Remix.run Logo
StopDisinfo910 2 days ago

> Calling XML human readable is a stretch.

That’s always been the main flaw of XML.

There are very few use case where you wouldn’t be better served by an equivalent more efficient binary format.

You will need a tool to debug xml anyway as soon as it gets a bit complex.

bayindirh 2 days ago | parent | next [-]

A simple text editor of today (Vim, KATE) can real-time sanity check an XML file. Why debug?

StopDisinfo910 2 days ago | parent [-]

Because issue with XML are pretty much never sanity check. After all XML is pretty much never written by hand but by tools which will most likely produce valid xml.

Most of the time you will actually be debugging what’s inside the file to understand why it caused an issue and find if that comes from the writing or receiving side.

It’s pretty much like with a binary format honestly. XML basically has all the downside of one with none of the upside.

bayindirh 2 days ago | parent [-]

I mean, I found it pretty trivial to write parsers for my XML files, which are not simple ones, TBH. The simplest one of contains a bit more than 1700 lines.

It's also pretty easy to emit, "I didn't find what I'm looking for under $ELEMENT" while parsing the file, or "I expected a string but I got $SOMETHING at element $ELEMENT".

Maybe I'm distorted because I worked with XML files more than decade, but I never spent more than 30 seconds while debugging an XML parsing process.

Also, this was one of the first parts I "sealed" in the said codebase and never touched it again, because it worked, even if the coming file is badly formed (by erroring out correctly and cleanly).

StopDisinfo910 2 days ago | parent [-]

> It's also pretty easy to emit, "I didn't find what I'm looking for under $ELEMENT" while parsing the file, or "I expected a string but I got $SOMETHING at element $ELEMENT".

I think we are actually in agreement. You could do exactly the same with a binary format without having to deal with the cumbersomeness of xml which is my point.

You are already treating xml like one writing errors in your own parsers and "sealing" it.

What’s the added value of xml then?

bayindirh 2 days ago | parent [-]

> cumbersomeness of xml...

Telling the parser to navigate to first element named $ELEMENT, checking a couple of conditions and assigning values in a defensive manner is not cumbersome in my opinion.

I would not call parsing binary formats cumbersome (I'm a demoscene fan, so I aspire to match their elegance and performance in my codebases), but not the pragmatic approach for that particular problem at hand.

So, we arrive to your next question:

> What’s the added value of xml then?

It's various. Let me try to explain.

First of all, it's a self documenting text format. I don't need an extensive documentation for it. I have a spec, but someone opening it in a text editor can see what it is, and understand how it works. When half (or most) of the users of your code are non-CS researchers, that's a huge plus.
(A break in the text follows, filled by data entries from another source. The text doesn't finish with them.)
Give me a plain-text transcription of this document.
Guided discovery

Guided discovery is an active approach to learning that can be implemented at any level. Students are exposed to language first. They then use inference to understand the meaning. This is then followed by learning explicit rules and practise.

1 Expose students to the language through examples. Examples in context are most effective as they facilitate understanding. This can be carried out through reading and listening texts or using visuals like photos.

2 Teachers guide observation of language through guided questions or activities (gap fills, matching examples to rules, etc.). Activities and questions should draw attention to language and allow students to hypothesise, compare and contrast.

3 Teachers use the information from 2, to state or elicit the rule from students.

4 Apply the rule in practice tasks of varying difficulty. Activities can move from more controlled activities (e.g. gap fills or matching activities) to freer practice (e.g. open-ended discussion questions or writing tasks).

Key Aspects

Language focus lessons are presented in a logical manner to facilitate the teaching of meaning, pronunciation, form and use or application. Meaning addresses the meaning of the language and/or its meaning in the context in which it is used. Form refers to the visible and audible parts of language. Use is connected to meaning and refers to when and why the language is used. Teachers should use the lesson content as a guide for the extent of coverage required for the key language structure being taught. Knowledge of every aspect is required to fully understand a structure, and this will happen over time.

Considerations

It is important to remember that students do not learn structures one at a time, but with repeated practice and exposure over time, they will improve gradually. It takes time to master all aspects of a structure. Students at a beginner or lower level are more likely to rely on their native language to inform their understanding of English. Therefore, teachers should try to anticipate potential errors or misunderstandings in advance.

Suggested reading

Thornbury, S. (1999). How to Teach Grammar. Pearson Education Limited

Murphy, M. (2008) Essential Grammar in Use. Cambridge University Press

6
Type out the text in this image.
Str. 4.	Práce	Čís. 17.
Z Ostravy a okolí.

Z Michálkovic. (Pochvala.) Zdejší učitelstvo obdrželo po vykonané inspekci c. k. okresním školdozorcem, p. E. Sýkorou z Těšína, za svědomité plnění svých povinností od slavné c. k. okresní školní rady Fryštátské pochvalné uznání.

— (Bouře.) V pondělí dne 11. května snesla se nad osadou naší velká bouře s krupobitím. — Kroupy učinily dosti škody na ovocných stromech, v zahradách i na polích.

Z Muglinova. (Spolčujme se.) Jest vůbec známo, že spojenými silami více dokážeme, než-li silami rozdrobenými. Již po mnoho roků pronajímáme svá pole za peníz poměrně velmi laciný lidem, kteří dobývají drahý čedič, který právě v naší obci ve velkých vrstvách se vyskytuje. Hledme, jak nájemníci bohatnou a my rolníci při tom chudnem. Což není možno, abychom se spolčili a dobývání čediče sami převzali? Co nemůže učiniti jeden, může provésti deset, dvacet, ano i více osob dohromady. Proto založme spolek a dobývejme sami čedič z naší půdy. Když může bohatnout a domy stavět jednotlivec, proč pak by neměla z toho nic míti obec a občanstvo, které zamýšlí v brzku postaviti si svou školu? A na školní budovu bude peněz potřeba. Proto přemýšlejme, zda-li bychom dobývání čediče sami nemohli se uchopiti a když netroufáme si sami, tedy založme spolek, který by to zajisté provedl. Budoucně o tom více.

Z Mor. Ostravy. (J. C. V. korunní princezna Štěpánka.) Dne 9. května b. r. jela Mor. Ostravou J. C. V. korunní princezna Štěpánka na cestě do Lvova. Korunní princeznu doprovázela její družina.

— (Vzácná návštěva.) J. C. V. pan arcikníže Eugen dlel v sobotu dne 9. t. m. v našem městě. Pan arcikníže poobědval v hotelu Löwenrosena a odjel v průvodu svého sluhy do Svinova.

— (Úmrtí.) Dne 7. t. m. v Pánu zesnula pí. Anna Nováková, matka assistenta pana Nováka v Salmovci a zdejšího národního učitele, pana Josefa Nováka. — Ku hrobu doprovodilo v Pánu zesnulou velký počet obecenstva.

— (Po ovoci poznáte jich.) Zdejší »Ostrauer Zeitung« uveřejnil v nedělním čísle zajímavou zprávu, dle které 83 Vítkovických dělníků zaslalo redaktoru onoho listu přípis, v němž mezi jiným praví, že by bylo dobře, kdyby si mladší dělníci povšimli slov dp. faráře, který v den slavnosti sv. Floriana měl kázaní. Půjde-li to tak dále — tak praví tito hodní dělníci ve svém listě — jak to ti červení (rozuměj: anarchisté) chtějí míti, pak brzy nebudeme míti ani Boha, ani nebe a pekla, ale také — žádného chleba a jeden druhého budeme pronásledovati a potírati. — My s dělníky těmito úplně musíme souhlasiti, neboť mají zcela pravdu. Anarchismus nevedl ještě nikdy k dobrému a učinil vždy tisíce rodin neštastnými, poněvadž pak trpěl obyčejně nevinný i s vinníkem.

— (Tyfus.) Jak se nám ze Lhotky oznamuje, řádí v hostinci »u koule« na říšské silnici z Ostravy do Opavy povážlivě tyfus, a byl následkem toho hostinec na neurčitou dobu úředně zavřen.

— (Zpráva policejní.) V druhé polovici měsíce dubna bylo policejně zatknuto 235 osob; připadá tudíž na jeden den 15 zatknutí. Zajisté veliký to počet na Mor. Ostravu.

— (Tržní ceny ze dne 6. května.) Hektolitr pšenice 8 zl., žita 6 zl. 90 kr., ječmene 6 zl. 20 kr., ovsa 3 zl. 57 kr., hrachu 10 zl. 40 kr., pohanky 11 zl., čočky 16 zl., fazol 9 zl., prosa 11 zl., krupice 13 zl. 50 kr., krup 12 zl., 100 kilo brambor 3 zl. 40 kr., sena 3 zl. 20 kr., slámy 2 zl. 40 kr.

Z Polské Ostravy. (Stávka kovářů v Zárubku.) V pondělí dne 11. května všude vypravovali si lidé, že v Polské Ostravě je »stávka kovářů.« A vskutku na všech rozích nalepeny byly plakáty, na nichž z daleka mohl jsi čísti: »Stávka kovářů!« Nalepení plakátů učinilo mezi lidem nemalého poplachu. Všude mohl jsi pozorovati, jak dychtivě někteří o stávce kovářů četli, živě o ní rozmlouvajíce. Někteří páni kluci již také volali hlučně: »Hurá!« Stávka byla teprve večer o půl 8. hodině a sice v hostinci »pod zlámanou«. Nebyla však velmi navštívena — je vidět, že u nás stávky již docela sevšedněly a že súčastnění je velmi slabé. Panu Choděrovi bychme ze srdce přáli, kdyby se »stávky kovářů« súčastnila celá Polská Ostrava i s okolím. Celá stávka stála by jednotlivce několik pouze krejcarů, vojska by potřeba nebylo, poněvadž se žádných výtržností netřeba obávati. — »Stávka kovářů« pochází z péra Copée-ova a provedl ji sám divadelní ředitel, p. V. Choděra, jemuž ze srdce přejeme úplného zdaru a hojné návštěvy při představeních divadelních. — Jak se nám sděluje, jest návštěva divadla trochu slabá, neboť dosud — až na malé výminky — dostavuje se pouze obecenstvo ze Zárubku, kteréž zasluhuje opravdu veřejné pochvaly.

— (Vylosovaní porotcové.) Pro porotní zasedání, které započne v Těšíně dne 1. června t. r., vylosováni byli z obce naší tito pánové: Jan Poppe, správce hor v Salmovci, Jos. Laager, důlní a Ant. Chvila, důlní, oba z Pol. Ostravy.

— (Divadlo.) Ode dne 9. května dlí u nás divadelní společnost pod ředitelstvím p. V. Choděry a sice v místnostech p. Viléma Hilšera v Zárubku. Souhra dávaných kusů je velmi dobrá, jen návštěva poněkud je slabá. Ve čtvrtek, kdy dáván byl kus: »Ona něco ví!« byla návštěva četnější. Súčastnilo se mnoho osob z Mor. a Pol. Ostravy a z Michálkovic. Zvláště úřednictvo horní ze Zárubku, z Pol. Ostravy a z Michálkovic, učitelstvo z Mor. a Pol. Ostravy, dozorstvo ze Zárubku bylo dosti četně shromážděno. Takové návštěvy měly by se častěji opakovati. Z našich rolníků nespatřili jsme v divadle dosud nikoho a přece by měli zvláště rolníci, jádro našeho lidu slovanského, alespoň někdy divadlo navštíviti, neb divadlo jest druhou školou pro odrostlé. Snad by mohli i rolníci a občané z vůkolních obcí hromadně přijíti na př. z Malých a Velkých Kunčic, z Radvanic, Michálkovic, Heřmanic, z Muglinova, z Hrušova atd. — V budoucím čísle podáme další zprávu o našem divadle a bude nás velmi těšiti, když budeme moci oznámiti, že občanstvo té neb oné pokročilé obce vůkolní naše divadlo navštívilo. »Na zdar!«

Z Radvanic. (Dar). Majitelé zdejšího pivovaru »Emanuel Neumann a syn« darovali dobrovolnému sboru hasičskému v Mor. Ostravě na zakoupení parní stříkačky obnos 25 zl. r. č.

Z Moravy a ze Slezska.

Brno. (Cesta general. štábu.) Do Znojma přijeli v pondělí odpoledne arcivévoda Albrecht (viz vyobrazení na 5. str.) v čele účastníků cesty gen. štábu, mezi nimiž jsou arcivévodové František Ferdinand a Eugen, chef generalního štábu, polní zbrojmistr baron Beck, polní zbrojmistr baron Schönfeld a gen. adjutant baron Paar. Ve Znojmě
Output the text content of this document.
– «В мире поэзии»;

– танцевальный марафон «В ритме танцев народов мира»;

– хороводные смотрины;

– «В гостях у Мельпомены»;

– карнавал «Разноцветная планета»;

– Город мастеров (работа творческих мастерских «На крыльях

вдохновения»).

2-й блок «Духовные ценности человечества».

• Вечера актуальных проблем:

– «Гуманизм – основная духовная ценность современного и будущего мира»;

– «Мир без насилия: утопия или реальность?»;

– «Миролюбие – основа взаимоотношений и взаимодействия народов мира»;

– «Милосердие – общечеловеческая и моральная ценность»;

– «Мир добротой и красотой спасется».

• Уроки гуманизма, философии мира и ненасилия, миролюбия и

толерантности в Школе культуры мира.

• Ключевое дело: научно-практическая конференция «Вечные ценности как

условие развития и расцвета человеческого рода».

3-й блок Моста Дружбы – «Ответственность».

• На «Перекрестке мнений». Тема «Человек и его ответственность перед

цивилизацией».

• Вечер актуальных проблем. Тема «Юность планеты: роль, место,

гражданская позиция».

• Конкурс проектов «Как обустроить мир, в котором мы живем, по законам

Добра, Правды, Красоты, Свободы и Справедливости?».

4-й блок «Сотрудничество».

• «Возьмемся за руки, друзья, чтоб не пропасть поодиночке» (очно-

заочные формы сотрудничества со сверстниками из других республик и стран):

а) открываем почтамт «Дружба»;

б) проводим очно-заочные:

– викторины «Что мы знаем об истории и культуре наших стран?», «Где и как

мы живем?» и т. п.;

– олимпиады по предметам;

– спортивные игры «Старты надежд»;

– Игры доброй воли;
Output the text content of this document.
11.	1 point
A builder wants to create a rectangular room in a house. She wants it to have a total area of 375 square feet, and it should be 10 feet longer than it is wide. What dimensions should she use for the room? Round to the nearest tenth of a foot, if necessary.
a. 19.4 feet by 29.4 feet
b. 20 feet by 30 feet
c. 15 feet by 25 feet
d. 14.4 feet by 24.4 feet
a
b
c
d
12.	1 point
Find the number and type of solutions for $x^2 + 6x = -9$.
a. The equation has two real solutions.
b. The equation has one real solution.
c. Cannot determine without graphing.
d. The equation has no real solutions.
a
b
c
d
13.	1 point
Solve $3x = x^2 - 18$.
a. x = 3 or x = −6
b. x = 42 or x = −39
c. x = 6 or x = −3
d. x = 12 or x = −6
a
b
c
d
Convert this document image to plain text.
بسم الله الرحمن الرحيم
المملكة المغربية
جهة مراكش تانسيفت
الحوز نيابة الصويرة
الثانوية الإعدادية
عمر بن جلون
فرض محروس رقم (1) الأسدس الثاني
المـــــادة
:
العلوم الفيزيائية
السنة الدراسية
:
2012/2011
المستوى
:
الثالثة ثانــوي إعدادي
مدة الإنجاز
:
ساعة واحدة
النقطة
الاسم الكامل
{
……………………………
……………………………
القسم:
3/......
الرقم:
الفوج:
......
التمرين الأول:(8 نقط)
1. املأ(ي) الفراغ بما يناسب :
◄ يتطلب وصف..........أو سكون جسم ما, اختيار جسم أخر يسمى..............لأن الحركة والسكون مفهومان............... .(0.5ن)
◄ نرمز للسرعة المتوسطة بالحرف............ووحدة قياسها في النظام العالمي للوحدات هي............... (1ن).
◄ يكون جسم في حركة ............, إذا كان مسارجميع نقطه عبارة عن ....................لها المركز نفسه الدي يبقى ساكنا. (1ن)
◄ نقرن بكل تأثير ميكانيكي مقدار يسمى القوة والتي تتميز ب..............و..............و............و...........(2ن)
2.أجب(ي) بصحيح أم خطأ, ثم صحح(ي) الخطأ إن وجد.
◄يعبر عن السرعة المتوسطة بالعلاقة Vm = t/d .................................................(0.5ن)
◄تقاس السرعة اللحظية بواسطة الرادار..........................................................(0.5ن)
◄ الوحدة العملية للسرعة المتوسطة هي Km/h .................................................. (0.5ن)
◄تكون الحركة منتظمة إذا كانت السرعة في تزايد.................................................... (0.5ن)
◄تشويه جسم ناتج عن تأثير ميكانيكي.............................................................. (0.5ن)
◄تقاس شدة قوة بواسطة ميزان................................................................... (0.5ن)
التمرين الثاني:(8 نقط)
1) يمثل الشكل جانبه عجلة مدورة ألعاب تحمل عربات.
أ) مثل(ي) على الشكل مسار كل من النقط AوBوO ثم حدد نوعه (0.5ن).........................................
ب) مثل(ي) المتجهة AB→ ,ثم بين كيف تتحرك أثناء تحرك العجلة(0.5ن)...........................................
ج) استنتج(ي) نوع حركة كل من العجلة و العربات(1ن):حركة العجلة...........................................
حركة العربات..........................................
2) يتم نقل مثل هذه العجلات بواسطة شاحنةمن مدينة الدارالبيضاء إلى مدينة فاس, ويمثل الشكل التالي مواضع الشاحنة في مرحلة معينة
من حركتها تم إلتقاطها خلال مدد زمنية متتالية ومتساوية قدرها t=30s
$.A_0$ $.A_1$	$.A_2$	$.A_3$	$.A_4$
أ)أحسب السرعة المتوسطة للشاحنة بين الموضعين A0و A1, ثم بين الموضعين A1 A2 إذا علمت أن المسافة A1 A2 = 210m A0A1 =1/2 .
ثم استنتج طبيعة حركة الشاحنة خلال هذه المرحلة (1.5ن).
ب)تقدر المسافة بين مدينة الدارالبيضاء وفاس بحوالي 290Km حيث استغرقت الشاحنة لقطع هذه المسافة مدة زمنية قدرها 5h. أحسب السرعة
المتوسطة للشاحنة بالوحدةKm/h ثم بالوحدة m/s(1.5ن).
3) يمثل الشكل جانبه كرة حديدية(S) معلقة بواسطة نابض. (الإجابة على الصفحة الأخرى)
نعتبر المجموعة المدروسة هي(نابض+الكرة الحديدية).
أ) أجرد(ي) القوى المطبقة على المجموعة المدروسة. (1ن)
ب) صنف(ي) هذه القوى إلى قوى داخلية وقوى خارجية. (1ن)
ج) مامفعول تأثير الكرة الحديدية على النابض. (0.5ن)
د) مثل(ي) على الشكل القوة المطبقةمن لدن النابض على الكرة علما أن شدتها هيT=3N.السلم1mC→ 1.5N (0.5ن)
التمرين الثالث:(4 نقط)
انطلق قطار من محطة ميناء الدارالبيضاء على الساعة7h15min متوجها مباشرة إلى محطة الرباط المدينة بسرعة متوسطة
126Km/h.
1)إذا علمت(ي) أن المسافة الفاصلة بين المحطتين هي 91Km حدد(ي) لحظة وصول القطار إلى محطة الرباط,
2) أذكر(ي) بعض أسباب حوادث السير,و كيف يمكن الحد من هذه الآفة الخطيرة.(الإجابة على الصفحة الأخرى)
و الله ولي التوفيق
Talking about non-CS researchers, these folks will be the ones generating these files from different inputs. Writing an XML in any programming language incl. FORTRAN and MATLAB (not kidding) is 1000 times easier and trivial than writing a binary blob.

Expanding that file format I have developed on XML is extremely easy. You change a version number, and maybe add a couple of paths to your parser, and you're done. If you feel fancy, allow for backwards compatibility, or just throw an error if you don't like the version (this is for non-CS folks mostly. I'm not that cheap). I don't need to work with nasty offsets or slight behavior differences causing to pull my hairs out.

The preservation is much easier. Scientific software rots much quicker than conventional software, so keeping file format readable is better for preservation.

"Sealing" in that project's parlance means "verify and don't touch it again". When you're comparing your results with a ground truth with 32 significant digits, you don't poke here and there leisurely. If it works, you add a disclaimer that the file is "verified at YYYYMMDD", and is closed for modifications, unless necessary. Same principle is also valid for performance reasons.

So, building a complex file format over XML makes sense. It makes the format accessible, cross-platform, easier to preserve and more.

scotty79 a day ago | parent | prev [-]

With this you have efficient binary format and generality of XML

https://en.m.wikipedia.org/wiki/Efficient_XML_Interchange

But somehow google forgot to implement this.